Obispos en Colombia: “Debemos reconocernos como una sola familia”
“Dios es nuestro refugio y fortaleza, nuestra ayuda segura en momentos de angustia” (Salmo 46,2).
Ante esta tragedia nacional, la Conferencia Episcopal Colombiana (CEC) expresó su cercanía y solidaridad con todas las comunidades afectadas. En el mensaje, titulado “Mensaje al pueblo colombiano sobre la causa del terremoto del 10 de agosto de 2026”, firmado por los miembros de la Presidencia de la CEC (Presidente Francisco Javier Múnera Correa, IMC, Arzobispo de Cartagena; Vicepresidente Gabriel Ángel Villa Vahos, Arzobispo de Tunja; y Germán Medina Acosta, Obispo de Engativá y Secretario General), los obispos iniciaron su reflexión citando las Escrituras: “Dios es nuestro refugio y fortaleza, nuestra ayuda segura en momentos de angustia” (Salmo 46,2). En su llamamiento, los obispos de la Presidencia de la Conferencia Episcopal destacan que la magnitud de la emergencia exige una respuesta conjunta e inmediata: “Una emergencia de esta magnitud no puede ser afrontada de manera individual, sino que exige que Colombia se reconozca como una sola familia y responda al sufrimiento con generosidad, responsabilidad y solidaridad”.
Además de encomendar a Dios las almas de los fallecidos, la curación de los heridos y el paradero de los desaparecidos, los obispos expresaron su profunda gratitud a los rescatistas, el personal sanitario, los voluntarios y los agentes del orden que participaron en las operaciones de rescate.

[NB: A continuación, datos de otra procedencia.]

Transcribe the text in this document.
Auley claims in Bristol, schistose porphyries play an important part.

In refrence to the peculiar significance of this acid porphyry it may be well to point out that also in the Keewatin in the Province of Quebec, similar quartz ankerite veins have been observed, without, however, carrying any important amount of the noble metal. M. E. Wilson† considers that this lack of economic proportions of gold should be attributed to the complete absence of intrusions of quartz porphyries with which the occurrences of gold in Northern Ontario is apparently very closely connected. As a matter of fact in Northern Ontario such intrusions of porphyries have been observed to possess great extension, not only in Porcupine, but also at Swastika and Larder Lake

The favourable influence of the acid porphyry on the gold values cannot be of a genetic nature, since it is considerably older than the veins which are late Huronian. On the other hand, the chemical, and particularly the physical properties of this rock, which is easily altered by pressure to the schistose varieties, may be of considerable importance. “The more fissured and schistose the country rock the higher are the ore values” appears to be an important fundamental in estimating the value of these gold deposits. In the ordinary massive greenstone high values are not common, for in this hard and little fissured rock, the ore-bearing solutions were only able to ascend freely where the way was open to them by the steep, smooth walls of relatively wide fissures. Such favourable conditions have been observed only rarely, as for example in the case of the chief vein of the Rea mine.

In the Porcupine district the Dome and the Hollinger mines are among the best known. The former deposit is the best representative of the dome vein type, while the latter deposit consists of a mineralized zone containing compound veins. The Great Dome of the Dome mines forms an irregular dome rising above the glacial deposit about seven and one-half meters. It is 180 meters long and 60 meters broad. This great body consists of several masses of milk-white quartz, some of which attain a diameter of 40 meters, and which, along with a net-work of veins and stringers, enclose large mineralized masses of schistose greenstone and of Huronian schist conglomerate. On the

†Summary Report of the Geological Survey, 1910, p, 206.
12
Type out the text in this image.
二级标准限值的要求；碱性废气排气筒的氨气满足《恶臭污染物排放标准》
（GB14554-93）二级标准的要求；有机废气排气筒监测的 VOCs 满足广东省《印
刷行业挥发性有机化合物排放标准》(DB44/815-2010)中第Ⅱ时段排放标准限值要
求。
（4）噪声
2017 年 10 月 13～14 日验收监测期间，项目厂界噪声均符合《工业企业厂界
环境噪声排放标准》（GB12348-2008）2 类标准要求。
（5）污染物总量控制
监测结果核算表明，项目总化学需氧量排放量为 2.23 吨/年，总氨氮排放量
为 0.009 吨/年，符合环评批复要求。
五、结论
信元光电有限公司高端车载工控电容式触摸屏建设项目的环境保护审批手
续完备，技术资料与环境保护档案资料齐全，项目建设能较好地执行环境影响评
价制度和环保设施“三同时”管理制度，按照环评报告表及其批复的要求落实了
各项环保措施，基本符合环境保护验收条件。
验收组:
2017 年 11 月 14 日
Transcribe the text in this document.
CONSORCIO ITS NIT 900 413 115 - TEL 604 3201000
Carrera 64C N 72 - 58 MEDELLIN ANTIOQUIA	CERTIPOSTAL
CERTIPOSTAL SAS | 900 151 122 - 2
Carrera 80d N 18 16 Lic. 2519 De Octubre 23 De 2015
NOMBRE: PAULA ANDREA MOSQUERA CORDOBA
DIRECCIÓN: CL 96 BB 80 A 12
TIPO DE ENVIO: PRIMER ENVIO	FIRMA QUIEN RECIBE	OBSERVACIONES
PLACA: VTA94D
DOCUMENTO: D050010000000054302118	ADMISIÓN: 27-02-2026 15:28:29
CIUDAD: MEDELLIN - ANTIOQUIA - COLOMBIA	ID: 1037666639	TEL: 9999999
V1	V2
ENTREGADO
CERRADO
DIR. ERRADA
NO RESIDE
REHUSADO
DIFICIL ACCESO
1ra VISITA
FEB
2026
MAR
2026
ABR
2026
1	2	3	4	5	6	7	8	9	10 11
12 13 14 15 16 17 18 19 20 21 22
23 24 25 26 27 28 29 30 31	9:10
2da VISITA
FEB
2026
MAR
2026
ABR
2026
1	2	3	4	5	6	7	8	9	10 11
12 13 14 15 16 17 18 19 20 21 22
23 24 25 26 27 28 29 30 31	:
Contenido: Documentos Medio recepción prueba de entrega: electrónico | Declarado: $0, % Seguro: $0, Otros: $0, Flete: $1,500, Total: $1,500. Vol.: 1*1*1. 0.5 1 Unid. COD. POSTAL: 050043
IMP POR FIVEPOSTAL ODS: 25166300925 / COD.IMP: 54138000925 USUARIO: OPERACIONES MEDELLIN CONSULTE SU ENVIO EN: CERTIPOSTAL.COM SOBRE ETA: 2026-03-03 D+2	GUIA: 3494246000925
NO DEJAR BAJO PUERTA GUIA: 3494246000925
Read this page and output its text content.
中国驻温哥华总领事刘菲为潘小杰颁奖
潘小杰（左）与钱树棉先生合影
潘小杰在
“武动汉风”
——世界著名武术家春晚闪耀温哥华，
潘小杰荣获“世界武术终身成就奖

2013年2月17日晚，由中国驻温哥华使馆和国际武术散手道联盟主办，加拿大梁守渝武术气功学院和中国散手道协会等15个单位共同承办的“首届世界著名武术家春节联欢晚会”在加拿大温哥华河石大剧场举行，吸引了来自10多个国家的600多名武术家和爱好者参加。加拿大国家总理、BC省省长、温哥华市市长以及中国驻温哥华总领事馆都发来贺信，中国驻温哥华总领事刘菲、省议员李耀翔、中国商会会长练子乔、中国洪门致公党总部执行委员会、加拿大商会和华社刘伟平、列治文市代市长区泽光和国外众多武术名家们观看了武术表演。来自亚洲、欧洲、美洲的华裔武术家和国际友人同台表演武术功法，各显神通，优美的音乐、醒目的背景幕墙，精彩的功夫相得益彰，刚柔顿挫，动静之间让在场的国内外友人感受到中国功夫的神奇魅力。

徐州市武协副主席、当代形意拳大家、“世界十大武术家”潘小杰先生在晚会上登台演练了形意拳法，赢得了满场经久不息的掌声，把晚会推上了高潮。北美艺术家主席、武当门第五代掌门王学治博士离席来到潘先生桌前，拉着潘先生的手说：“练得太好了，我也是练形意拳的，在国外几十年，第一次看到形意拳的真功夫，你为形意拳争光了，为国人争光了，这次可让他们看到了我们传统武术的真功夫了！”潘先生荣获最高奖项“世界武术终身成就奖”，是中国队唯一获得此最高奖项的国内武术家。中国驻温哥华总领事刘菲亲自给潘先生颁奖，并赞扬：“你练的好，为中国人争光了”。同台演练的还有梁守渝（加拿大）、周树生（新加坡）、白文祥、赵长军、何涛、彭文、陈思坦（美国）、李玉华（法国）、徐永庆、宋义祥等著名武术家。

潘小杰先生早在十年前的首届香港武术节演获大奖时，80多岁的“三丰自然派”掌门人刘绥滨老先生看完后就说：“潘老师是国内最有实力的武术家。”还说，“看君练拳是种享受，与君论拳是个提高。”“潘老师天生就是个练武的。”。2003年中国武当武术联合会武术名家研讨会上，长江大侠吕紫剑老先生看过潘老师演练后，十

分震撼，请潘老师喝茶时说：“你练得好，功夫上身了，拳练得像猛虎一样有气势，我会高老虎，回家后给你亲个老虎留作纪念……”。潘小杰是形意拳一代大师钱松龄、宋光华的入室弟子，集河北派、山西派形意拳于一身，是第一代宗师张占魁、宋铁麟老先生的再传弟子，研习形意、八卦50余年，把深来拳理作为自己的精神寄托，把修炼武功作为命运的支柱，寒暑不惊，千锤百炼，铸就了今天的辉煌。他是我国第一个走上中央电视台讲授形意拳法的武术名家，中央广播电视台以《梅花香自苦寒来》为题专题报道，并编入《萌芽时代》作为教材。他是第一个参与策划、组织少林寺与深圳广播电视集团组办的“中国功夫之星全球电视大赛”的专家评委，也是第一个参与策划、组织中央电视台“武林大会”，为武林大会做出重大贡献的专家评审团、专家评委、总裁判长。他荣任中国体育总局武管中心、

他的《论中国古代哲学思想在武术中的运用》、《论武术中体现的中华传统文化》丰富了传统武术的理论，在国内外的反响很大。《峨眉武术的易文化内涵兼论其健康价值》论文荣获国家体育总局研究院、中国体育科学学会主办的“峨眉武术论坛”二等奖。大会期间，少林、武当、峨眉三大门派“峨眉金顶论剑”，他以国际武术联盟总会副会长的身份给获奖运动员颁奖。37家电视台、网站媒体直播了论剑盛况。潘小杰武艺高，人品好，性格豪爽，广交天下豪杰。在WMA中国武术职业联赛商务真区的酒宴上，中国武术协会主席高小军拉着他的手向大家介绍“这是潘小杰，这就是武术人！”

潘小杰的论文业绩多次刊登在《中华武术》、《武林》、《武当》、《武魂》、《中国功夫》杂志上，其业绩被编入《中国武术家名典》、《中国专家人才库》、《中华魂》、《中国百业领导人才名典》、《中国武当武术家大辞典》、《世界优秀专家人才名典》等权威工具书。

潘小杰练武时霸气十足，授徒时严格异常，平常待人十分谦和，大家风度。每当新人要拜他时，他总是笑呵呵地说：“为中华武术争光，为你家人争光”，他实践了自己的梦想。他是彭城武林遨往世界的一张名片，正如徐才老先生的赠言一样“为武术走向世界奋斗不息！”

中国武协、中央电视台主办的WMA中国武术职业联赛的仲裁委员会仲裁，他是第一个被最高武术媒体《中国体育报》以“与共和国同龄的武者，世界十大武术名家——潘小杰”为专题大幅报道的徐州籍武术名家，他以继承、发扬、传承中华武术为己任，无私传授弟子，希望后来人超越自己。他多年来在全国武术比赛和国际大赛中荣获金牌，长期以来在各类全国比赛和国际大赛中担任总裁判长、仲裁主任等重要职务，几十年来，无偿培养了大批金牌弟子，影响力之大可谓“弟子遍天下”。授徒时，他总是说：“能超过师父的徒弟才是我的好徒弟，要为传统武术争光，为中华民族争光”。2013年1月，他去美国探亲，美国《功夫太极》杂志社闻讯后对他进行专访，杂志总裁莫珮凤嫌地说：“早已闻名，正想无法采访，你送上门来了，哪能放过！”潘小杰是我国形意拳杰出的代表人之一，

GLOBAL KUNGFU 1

“Nuestras oraciones, cercanía y solidaridad con las comunidades afectadas”, concluye el documento de la Presidencia Episcopal. Desde las jurisdicciones eclesiásticas más afectadas, los párrocos se pusieron inmediatamente al servicio de la población. En la archidiócesis de Manizales, el arzobispo José Miguel Gómez se refirió a los graves daños sufridos por viviendas, edificios y lugares de culto, y pidió “que ninguna persona se quede sin atención en estos momentos de dificultad”.
En la Diócesis de Pereira, el obispo Nelson Jair Cardona Ramírez hizo un llamamiento al clero y a las religiosas para que apoyen a los desplazados, confirmando que la comunidad eclesial trabaja con las autoridades civiles para operar “como un solo equipo al servicio de los hermanos que más están sufriendo”. En Cali, el arzobispo Luis Fernando Rodríguez Velásquez informó de daños en edificios históricos como la Catedral de San Pedro Apóstol y la Iglesia de La Merced, e instó a todos a “unirnos, caminar juntos y trabajar juntos” para la reconstrucción.
Las iniciativas caritativas de la Iglesia se han puesto en marcha rápidamente: la Secretaría de Pastoral Social de Cáritas Colombia ha lanzado su Servicio Nacional de Emergencia para recaudar fondos, mientras que la red de bancos de alimentos en Bogotá, Pereira y Buenaventura coordina el envío y la distribución de alimentos, agua potable y artículos de primera necesidad a albergues y hospitales.
Documento del Mensaje del Episcopado
En la audiencia general, León XIV se dirigió en español a las víctimas y heridos del terremoto de magnitud 7,4, que causó cientos de muertos y cuantiosos daños materiales. A través de la Limosnería apostólica, con el prefecto en contacto inmediato con la Nunciatura y la Conferencia Episcopal, el Pontífice envió una donación urgente a las diócesis afectadas.
Ayer, mientras Protección Civil y otros organismos de ayuda realizaban labores de rescate entre los escombros de edificios e iglesias y ofrecían estimaciones iniciales del número de fallecidos (más de 250, según las últimas cifras), el Papa envió un telegrama expresando su pesar y cercanía a todo el país. Hoy, al finalizar su saludo a los fieles españoles tras la catequesis de la audiencia del miércoles, reiteró su cercanía a «nuestros hermanos y hermanas colombianos que sufrieron las consecuencias del reciente terremoto, que causó numerosos fallecidos y heridos, así como cuantiosos daños materiales».